India's federal system has hardly been run along federal lines and the Centre has been too strong. India's rulers have singularly failed to prevent even attacks on the most-focussed upon mosque, the Babri Masjid, and its government has been guilty of ordering a direct full scale army attack on Golden Temple of the Sikhs. With such a record, of course it is understandable that India finds it difficult to take up with Malaysia the issue of demolition of many Hindu temples in the country.

As one-time ghost writer of L K Advani's speeches, Sudheendra Kulkarni, recently wrote, most of these were clan temples built more than 150 year ago by people from Tamil Nadu, Andhra Pradesh, and Kerala, who had been brought here by the British to work in rubber plantations. Now, Hindus are being stripped of their dignity and self-respect by this vindictive act. The Indian government has also failed to take note of the systematic campaign to Islamise the Malaysian state, something that has alarmed not only the Hindus, but also Buddhists, Christians and Taoists.

This section in Malaysia has the lowest per capita income, highest number of beggars and squatters, highest suicide rate, and lowest intake in government jobs and universities.

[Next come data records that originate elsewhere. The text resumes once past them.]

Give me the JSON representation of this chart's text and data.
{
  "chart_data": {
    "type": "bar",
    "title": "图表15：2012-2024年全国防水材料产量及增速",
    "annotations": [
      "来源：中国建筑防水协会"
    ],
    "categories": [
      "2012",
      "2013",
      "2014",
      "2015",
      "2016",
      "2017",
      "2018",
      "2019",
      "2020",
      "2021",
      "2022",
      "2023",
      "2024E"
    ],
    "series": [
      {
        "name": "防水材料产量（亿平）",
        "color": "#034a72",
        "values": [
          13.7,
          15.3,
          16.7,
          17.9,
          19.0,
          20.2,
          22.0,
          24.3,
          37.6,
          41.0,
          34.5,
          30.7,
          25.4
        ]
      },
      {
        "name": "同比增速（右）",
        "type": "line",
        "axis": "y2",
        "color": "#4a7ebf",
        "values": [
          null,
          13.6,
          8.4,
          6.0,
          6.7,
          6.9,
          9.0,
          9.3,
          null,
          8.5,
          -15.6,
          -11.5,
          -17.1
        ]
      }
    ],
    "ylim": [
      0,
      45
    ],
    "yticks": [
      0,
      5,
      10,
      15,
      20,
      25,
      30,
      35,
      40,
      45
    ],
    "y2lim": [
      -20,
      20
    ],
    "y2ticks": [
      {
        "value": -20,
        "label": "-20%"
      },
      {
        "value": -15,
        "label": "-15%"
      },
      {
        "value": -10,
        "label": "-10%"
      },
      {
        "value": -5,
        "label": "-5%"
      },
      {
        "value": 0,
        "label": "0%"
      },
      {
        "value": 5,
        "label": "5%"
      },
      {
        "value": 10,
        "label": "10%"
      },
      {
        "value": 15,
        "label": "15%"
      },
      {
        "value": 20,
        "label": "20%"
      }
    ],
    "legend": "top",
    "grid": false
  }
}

Why, then, is the Indian state silent? The reason is clear. Any focus on such actions of the regime in Malaysia brings its own actions into the limelight. India’s political and intellectual class must ponder over the fact that actions of New Delhi render India's capacity to intervene in situations of human rights violations very limited.

Also, India must not duck its moral duty to act whenever its ethnic people suffer racial or religious persecution. Now, the Malaysian Prime Minister Abdullah Ahmad Badawi has warned that ethnic Indian activists accused of having links with Sri Lanka's Tamil Tigers could be held under internal security laws. Malaysia has often accused Hindraf of seeking support from the Tigers. The country's Internal Security Act (ISA) allows detention without trial. Again, what would India say on the subject as a country which has similar laws on the statute, and wants to enact worse ones!